RAPT Therapeutics, Inc., 561 Eccles Avenue, South San Francisco, California 94080, United States.
Schrödinger, 120 West 45th Street, New York, New York 10036, United States.
J Med Chem. 2020 May 28;63(10):5398-5420. doi: 10.1021/acs.jmedchem.0c00245. Epub 2020 May 6.
USP7 is a promising target for cancer therapy as its inhibition is expected to decrease function of oncogenes, increase tumor suppressor function, and enhance immune function. Using a structure-based drug design strategy, a new class of reversible USP7 inhibitors has been identified that is highly potent in biochemical and cellular assays and extremely selective for USP7 over other deubiquitinases. The succinimide was identified as a key potency-driving motif, forming two strong hydrogen bonds to the allosteric pocket of USP7. Redesign of an initial benzofuran-amide scaffold yielded a simplified ether series of inhibitors, utilizing acyclic conformational control to achieve proper amine placement. Further improvements were realized upon replacing the ether-linked amines with carbon-linked morpholines, a modification motivated by free energy perturbation (FEP+) calculations. This led to the discovery of compound , a highly potent, selective, and orally bioavailable USP7 inhibitor. In xenograft studies, compound demonstrated tumor growth inhibition in both p53 wildtype and p53 mutant cancer cell lines, demonstrating that USP7 inhibitors can suppress tumor growth through multiple different pathways.

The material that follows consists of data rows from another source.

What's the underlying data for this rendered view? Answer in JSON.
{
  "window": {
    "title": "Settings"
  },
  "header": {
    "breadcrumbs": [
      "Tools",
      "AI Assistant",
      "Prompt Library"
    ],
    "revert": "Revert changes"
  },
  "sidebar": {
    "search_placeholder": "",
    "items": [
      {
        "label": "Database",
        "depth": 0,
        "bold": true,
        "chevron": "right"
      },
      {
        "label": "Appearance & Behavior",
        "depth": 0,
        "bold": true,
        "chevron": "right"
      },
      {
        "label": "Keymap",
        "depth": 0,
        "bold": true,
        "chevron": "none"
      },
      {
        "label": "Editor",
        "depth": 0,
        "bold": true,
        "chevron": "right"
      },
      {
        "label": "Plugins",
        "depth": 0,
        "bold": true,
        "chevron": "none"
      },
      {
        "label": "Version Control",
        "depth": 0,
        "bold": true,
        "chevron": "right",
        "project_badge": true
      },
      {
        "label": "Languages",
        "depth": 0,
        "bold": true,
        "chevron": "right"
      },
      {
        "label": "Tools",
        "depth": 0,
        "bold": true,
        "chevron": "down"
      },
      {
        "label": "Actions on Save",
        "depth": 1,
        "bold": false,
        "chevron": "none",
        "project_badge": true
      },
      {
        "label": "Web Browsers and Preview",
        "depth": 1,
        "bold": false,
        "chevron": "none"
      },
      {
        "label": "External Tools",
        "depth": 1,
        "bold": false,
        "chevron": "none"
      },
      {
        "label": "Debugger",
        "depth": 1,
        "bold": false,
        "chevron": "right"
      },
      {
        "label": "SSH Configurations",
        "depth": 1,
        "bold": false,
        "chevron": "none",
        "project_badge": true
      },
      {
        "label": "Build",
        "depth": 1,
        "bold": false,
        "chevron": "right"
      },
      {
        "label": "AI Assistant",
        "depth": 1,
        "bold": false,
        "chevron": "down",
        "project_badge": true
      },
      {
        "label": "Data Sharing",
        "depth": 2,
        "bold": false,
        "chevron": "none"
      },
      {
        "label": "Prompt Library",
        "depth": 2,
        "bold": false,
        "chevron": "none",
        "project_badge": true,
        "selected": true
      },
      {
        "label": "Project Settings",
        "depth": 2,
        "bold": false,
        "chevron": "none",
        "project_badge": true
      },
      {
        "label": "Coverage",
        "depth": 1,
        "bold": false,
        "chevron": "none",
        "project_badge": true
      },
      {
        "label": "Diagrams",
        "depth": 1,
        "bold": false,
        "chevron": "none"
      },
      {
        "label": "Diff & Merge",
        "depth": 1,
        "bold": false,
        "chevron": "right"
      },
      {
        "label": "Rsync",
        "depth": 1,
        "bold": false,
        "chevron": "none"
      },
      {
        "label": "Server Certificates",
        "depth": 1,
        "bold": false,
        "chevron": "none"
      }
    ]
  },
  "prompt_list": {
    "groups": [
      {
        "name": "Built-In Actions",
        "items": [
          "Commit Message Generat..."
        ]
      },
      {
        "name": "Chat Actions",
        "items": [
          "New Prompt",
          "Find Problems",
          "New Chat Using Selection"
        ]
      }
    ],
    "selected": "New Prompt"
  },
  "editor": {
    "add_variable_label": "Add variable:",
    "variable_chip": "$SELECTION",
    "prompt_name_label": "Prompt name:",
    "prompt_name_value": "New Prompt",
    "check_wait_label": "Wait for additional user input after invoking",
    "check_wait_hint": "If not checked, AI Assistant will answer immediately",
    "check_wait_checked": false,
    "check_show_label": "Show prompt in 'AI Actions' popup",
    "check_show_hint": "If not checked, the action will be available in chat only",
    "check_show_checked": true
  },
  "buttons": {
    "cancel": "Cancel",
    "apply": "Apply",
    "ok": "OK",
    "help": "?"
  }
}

USP7 是癌症治疗的一个有前途的靶点,因为其抑制作用有望降低癌基因的功能,增加肿瘤抑制因子的功能,并增强免疫功能。采用基于结构的药物设计策略,已经鉴定出一类新型的可逆 USP7 抑制剂,在生化和细胞测定中具有很高的活性,对 USP7 的选择性远远超过其他去泛素化酶。琥珀酰亚胺被确定为一个关键的效力驱动基序,与 USP7 的变构口袋形成两个强氢键。对初始苯并呋喃酰胺支架进行重新设计,得到了简化的醚系列抑制剂,利用无环构象控制来实现适当的胺定位。在用碳连接的吗啉取代醚连接的胺后,进一步得到了改进,这一修饰是受到自由能微扰(FEP+)计算的启发。这导致了化合物的发现,它是一种高效、选择性和可口服生物利用的 USP7 抑制剂。在异种移植研究中,化合物在 p53 野生型和 p53 突变型癌细胞系中均显示出肿瘤生长抑制作用,表明 USP7 抑制剂可以通过多种不同的途径抑制肿瘤生长。